Three Reasons Why Disposable Plastic is Unsustainable

Mar 11, 2014 9:03:00 AM

For decades, plastic, which includes polystyrene foam (e.g. Syrofoam™) film has been used to seal and protect food products. Foam is sturdy enough to support a modest amount of weight and other plastics, when sealed properly, keep foods fresh and free from contamination for several days at a time.

When plastic food packaging containers were first developed, they took off quickly because of their convenience and growing number of practical uses. While they were easy to use and extremely cost effective, their use came at a high price for the environment. The damage to the environment was twofold. First because of the manufacturing processes and chemicals used in their creation and, secondly, due to littering and the amount of plastic and foam containers that ended up in landfills.

Sourced from Fossil Fuels

Plastic is manufactured from synthetic materials derived from fossil fuels. The process used to make them increases the demand for petroleum based products and therefore perpetuates our dependence on these non-renewable resources. Packaging made from petroleum based materials does not degrade naturally. They remain intact and take up massive amounts of space in landfills. Over the years, the Environmental Protection Agency has put in place several regulations pertaining to the manufacturing of plastic and foam containers. Their intent was to limit the amount of toxic materials used in the creation of food packaging containers. The EPA has also started educational programs to teach both children and adults the benefits of recycling and how it helps the environment.

Contain Harmful Chemicals

The manufacturing of foam and plastic products can include the use of plasticizers (chemical softening agents), benzene, styrene and Bisphenol A (BPA), which are all toxic to human health and wildlife. While environmental regulations have reduced the number of toxic components used in the process, the fact remains that chemicals currently used can pose an entirely new set of hazards for both the environment and the consumers who use the products.  These chemicals and components used in the plastic manufacturing process are not biodegradable which pose potential hazards to the environment.
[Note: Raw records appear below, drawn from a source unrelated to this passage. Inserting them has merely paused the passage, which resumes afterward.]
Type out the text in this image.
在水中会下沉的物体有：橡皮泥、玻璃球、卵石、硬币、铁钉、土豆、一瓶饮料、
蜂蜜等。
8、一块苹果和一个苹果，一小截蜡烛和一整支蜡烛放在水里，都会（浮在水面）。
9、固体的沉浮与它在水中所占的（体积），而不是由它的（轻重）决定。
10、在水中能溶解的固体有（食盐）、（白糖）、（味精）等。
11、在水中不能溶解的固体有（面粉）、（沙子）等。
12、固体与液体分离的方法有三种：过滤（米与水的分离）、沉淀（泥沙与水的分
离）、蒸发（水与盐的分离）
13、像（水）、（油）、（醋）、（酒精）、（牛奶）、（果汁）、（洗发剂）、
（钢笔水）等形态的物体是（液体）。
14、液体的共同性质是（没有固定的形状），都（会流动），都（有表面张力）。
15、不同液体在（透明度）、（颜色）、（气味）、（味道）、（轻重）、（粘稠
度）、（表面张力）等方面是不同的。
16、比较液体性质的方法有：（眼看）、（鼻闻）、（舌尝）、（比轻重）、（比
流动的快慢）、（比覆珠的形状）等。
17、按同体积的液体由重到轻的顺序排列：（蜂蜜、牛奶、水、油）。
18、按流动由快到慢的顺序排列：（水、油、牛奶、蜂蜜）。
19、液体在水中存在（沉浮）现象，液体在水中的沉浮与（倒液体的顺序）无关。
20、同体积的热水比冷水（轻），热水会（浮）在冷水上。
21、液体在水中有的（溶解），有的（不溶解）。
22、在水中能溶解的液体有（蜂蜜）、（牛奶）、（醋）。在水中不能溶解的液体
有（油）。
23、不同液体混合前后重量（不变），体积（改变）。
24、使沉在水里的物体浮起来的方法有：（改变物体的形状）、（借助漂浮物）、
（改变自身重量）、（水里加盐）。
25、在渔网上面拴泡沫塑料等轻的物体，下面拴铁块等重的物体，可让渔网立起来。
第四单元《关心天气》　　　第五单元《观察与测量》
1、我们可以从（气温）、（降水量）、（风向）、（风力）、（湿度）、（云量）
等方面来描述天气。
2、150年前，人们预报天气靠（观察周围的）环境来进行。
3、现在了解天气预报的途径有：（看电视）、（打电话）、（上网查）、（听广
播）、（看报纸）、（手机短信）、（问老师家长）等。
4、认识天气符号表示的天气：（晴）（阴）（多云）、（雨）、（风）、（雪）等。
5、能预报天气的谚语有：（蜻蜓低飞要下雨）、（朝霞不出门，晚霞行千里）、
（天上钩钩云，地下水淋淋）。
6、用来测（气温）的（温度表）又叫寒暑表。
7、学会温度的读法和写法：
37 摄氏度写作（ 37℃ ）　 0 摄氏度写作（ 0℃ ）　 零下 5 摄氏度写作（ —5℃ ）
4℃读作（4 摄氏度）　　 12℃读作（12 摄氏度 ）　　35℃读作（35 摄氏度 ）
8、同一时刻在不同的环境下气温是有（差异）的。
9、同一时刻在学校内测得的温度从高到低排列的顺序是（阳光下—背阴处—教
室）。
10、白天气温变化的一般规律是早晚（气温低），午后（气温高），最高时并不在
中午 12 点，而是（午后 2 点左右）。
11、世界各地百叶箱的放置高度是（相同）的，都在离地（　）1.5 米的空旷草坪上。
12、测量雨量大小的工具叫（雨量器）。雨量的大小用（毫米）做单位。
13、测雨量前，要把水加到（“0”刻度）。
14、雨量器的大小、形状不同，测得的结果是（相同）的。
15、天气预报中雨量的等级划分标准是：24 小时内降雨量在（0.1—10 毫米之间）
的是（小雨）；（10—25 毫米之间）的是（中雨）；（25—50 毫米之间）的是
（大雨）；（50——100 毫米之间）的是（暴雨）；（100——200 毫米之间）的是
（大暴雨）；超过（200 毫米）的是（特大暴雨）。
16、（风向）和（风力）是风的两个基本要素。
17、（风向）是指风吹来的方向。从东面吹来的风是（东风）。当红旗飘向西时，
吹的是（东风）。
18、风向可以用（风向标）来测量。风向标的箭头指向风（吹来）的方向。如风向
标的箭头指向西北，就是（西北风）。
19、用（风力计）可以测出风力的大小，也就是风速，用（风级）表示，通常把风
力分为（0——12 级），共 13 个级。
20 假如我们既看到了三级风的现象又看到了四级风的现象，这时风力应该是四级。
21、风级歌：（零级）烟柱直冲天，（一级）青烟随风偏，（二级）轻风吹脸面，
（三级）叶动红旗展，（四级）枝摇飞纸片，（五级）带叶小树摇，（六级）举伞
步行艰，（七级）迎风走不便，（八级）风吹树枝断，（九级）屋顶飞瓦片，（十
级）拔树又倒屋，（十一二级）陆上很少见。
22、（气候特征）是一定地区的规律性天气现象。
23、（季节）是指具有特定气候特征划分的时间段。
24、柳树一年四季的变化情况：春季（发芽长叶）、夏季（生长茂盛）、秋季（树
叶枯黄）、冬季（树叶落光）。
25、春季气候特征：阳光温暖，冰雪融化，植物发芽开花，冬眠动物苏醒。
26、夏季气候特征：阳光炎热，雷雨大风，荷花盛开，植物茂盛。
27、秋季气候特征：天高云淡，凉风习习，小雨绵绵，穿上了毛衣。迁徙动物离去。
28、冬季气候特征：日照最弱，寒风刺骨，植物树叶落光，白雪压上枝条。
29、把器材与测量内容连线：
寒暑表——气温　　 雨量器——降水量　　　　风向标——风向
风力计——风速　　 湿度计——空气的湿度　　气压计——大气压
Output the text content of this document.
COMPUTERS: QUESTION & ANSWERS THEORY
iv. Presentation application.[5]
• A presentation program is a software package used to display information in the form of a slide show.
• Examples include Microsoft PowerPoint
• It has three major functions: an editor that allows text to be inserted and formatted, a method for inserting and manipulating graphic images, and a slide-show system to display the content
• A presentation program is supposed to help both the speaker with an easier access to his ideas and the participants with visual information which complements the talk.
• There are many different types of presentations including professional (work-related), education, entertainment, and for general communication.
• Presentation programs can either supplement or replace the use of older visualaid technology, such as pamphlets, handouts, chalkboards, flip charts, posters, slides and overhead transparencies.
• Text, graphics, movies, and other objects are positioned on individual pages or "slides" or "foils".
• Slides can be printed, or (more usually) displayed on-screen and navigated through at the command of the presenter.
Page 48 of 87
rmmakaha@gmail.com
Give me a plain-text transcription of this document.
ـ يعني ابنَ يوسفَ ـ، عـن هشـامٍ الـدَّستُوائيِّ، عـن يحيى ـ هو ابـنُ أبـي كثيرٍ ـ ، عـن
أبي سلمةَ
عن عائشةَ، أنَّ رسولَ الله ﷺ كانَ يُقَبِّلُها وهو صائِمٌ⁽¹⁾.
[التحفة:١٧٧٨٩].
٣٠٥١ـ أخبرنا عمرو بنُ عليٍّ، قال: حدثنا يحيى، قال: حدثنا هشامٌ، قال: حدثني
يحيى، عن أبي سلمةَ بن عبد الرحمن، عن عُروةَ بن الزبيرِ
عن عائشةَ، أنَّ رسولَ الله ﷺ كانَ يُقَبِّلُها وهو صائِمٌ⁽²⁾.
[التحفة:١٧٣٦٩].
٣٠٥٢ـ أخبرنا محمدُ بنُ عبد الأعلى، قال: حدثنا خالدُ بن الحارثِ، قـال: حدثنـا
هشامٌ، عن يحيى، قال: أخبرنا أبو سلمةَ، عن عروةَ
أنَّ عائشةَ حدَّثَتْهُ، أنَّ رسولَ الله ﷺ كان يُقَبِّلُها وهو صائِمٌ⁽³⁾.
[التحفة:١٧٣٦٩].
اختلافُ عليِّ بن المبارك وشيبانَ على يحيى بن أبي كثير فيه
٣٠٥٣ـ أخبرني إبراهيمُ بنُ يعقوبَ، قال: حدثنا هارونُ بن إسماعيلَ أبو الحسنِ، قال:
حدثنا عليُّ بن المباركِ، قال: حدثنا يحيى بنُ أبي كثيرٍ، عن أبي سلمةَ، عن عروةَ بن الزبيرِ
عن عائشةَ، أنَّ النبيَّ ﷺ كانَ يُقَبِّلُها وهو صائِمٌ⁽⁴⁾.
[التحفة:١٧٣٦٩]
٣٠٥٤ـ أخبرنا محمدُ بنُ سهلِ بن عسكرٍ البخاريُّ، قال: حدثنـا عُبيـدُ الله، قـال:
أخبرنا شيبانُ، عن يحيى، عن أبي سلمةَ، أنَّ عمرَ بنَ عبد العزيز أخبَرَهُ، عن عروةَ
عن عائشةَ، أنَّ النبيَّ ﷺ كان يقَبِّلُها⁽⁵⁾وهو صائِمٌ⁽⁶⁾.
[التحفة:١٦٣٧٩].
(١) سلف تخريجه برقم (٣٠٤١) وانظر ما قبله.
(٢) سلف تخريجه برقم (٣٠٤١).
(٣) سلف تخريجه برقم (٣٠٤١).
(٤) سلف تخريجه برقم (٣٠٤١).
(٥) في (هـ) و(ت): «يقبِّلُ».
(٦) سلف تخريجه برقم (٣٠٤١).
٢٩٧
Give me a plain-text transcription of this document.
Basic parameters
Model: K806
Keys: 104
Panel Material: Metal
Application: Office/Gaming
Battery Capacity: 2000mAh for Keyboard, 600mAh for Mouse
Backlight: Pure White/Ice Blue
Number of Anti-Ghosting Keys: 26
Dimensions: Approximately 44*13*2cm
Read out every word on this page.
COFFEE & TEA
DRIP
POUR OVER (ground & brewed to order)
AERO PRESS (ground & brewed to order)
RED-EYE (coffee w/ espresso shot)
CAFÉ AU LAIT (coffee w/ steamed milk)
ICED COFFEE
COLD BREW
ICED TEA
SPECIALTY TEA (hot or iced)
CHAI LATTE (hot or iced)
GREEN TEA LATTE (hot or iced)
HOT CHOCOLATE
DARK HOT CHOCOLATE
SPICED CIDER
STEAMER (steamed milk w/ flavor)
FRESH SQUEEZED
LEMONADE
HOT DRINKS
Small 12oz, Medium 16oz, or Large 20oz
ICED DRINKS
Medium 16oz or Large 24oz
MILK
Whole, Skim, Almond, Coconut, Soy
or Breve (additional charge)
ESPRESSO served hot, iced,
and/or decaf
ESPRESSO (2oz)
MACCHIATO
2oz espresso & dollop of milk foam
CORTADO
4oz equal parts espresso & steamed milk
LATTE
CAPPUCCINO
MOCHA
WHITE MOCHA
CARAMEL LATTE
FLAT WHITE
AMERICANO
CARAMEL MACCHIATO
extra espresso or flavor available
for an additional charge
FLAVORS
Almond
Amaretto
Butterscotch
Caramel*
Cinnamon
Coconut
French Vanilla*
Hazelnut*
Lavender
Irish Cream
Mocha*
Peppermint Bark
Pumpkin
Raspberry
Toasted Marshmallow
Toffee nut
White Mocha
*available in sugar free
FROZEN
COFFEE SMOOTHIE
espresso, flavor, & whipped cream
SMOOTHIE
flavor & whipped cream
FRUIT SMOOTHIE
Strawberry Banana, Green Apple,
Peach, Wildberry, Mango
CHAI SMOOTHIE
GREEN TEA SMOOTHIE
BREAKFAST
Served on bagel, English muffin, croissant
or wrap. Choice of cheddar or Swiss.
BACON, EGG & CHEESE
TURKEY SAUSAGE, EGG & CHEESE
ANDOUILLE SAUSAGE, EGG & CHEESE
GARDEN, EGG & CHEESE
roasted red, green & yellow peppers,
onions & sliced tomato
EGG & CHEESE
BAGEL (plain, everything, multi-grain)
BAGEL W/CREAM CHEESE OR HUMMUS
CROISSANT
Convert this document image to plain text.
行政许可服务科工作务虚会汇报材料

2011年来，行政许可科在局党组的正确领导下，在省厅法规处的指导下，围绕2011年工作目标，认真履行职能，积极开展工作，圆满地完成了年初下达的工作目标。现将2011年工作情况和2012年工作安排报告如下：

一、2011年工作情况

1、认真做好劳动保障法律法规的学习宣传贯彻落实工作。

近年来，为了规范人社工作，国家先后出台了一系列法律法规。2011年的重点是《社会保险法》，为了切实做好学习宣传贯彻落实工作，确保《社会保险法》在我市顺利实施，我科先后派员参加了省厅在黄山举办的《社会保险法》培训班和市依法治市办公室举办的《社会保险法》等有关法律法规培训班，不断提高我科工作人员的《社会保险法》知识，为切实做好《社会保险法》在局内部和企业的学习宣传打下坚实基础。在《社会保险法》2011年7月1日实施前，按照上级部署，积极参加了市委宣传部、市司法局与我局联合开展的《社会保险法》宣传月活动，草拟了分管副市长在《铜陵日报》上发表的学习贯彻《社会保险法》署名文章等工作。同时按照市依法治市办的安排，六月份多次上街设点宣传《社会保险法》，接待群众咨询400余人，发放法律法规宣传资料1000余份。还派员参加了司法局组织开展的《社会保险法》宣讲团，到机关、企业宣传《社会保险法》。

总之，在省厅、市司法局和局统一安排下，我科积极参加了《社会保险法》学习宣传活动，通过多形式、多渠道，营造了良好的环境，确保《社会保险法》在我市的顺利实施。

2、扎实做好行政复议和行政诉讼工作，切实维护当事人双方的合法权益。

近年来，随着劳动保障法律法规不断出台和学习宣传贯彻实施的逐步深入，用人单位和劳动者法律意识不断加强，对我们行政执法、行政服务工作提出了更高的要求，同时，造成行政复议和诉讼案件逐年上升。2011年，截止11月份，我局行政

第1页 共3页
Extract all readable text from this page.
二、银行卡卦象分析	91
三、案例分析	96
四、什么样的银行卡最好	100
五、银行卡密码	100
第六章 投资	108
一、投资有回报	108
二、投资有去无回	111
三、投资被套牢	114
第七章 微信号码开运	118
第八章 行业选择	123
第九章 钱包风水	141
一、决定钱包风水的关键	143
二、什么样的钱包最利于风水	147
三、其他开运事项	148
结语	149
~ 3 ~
Finally, many consumers aren’t aware that putting acidic foods in polystyrene containers or reheating food in them (e.g. in a microwave) has been known to cause these chemicals to leach into the food. 

Expensive to Recycle

Polystyrene packaging use in the fast food industry is decreasing significantly, primarily due to the fact it cannot be recycled and because of the stigma it has in the public. It is not economically feasible to clean, and subsequently recycle or reuse the containers, in part because they cannot withstand the hot temperatures needed to sanitize them.  In addition, the energy required to transport and recycle certain plastics often exceeds the cost to make products containing virgin plastic material so many plastics aren’t recycled.  This leads to millions of food packaging containers being sent to landfills each year.

Reducing the negative impact of both plastics and foam containers can be accomplished by replacing them with more eco-friendly choices made from renewable resources. While these types of containers may cost slightly more, they are better suited for the environment and reduce the populations' risk to toxic chemicals and waste.